Наша судьба то гульба, то пальба –

Не оставляйте стараний, маэстро,

Не убирайте ладони со лба.

 

            Прототипом добропорядочного семьянина биржевого маклера Чарлза Стрикленда в романе Уильяма Сомерсета Моэма «Луна и грош» послужил Поль Гоген. Художественный гений заставляет героя смотреть в глаза чудовищ: Стрикленд бросает дом и работу и в нищете замышляет великие полотна. Его смерть ужасна – болезнь, слепота и сумасшествие. И всё же в плодах, непристойных плодах на натюрморте, написанном им, «была необоримо притягательная сила: подобно плоду от древа познания добра и зла, они были чреваты всеми возможностями Неведомого»:

            «Какая болезненная фантазия создала эти плоды? – в кабинете врача, материалиста, грузного и толстого мужчины, свидетеля кончины гения, автор повествования пугливо взирает на эту груду вышедших из-под кисти художника бананов, манго и апельсинов. – Они выросли в полинезийском саду Гесперид. Было в них что-то странно живое, казалось, что они возникли в ту тёмную пору истории земли, когда вещи ещё не затвердели в неизменности форм. Они были избыточно роскошны. Тяжелы от напитавшего их аромата тропиков. Они дышали мрачной страстью. Это были заколдованные плоды, отведать их – значило бы прикоснуться бог весть к каким тайнам человеческой души, проникнуть в неприступные воздушные замки. Они набухли нежданными опасностями, и того, кто надкусил бы их, могли обратить в зверя или в бога» (У. С. Моэм. «Луна и грош»).

 

Творчество

 

Моим рождённые словом,

Гиганты пили вино

Всю ночь, и было багровым,

И было страшным оно.

 

О, если б кровь мою пили,

Я меньше бы изнемог,

И пальцы зари бродили

По мне, когда я прилёг.

 

Проснулся, когда был вечер,

Вставал туман от болот,

Тревожный и тёплый ветер

Дышал из южных ворот.

 

И стало мне вдруг так больно,

Так жалко стало дня,

Своею дорогой вольной

Прошедшего без меня...

 

Умчаться б вдогонку свету!

Но я не в силах порвать

Мою зловещую эту

Ночных видений тетрадь.

 

 

            «Детски-мудрое, до боли сладкое ощущение собственного незнания, – вот то, что нам даёт неведомое, – Гумилёв стремится быть зодчим, но никак не теургом. – Франсуа Виллон, спрашивая, где теперь прекраснейшие дамы древности, отвечает сам себе горестным восклицанием:

 

...Mais ou sont les neiges d’antant!*

 

И это сильнее дает нам почувствовать нездешнее, чем целые томы рассуждений, на какой стороне луны находятся души усопших...» (Н. С. Гумилёв. «Наследие символизма и акмеизм»).

            Николай Степанович не скрывал, что творит миф – подлинное бытие чувства и мысли.

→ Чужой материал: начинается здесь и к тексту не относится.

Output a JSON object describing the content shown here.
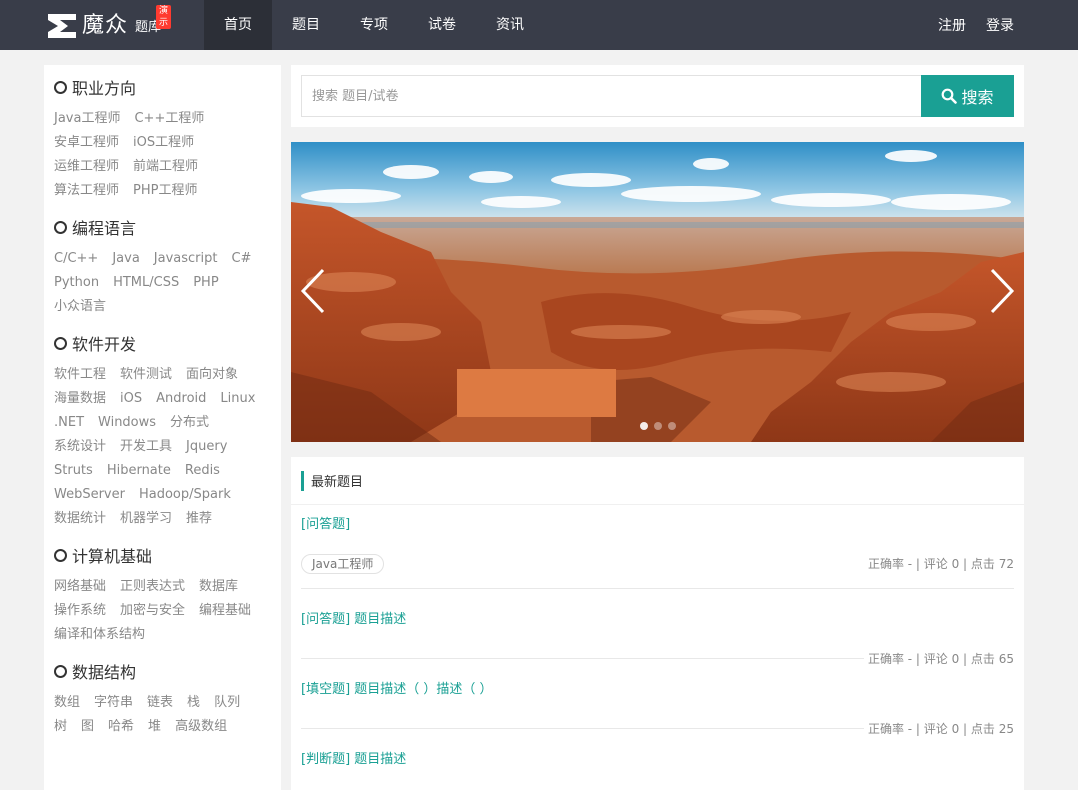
{
  "header": {
    "logo_name": "魔众",
    "logo_sub": "题库",
    "logo_badge": "演示",
    "nav": [
      {
        "label": "首页",
        "active": true
      },
      {
        "label": "题目",
        "active": false
      },
      {
        "label": "专项",
        "active": false
      },
      {
        "label": "试卷",
        "active": false
      },
      {
        "label": "资讯",
        "active": false
      }
    ],
    "register": "注册",
    "login": "登录"
  },
  "sidebar": {
    "categories": [
      {
        "title": "职业方向",
        "tags": [
          "Java工程师",
          "C++工程师",
          "安卓工程师",
          "iOS工程师",
          "运维工程师",
          "前端工程师",
          "算法工程师",
          "PHP工程师"
        ]
      },
      {
        "title": "编程语言",
        "tags": [
          "C/C++",
          "Java",
          "Javascript",
          "C#",
          "Python",
          "HTML/CSS",
          "PHP",
          "小众语言"
        ]
      },
      {
        "title": "软件开发",
        "tags": [
          "软件工程",
          "软件测试",
          "面向对象",
          "海量数据",
          "iOS",
          "Android",
          "Linux",
          ".NET",
          "Windows",
          "分布式",
          "系统设计",
          "开发工具",
          "Jquery",
          "Struts",
          "Hibernate",
          "Redis",
          "WebServer",
          "Hadoop/Spark",
          "数据统计",
          "机器学习",
          "推荐"
        ]
      },
      {
        "title": "计算机基础",
        "tags": [
          "网络基础",
          "正则表达式",
          "数据库",
          "操作系统",
          "加密与安全",
          "编程基础",
          "编译和体系结构"
        ]
      },
      {
        "title": "数据结构",
        "tags": [
          "数组",
          "字符串",
          "链表",
          "栈",
          "队列",
          "树",
          "图",
          "哈希",
          "堆",
          "高级数组"
        ]
      }
    ]
  },
  "search": {
    "placeholder": "搜索 题目/试卷",
    "button": "搜索"
  },
  "carousel": {
    "slide_count": 3,
    "active_index": 0
  },
  "latest": {
    "heading": "最新题目",
    "items": [
      {
        "title": "[问答题]",
        "tag": "Java工程师",
        "stats": "正确率 - | 评论 0 | 点击 72"
      },
      {
        "title": "[问答题] 题目描述",
        "tag": "",
        "stats": "正确率 - | 评论 0 | 点击 65"
      },
      {
        "title": "[填空题] 题目描述（ ）描述（ ）",
        "tag": "",
        "stats": "正确率 - | 评论 0 | 点击 25"
      },
      {
        "title": "[判断题] 题目描述",
        "tag": "",
        "stats": ""
      }
    ]
  },
  "colors": {
    "accent": "#1aa094",
    "header_bg": "#393d49",
    "caption_box": "#dd7a42"
  }
}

И вместе с мифом мифотворец творил и себя, как художник –автопортрет, постоянно сверяя собственное представление о себе с тем, что видит со стороны. Его воля удивляла, раздражала и привлекала внимание даже тех, кто за деревьями обыкновенно не видит леса:

            «Блок и Гумилёв не только разные мироощущения, это – разные стихии творчества. Это Моцарт и Сальери нашей поэзии. Блок вещал, Гумилёв выдумывал. Блок творил, Гумилёв изобретал. Блок был художником, артистом, Гумилёв был мастером, техником, Блок был больше поэтом, чем стихослагателем: поэзия была ему дороже стихов. Гумилёв был версификатором, филологом по преимуществу. «Я угрюмый и упрямый зодчий Града, восставшего во мгле» – сказал о себе Гумилёв («Огненный столп»). И в самом деле он был строителем прежде всего. Стихи не вылетали у него, как «пух из уст Эола», а чеканились, как ювелирная вещь, строились, как архитектурное сооружение» (Э. Ф. Голлербах).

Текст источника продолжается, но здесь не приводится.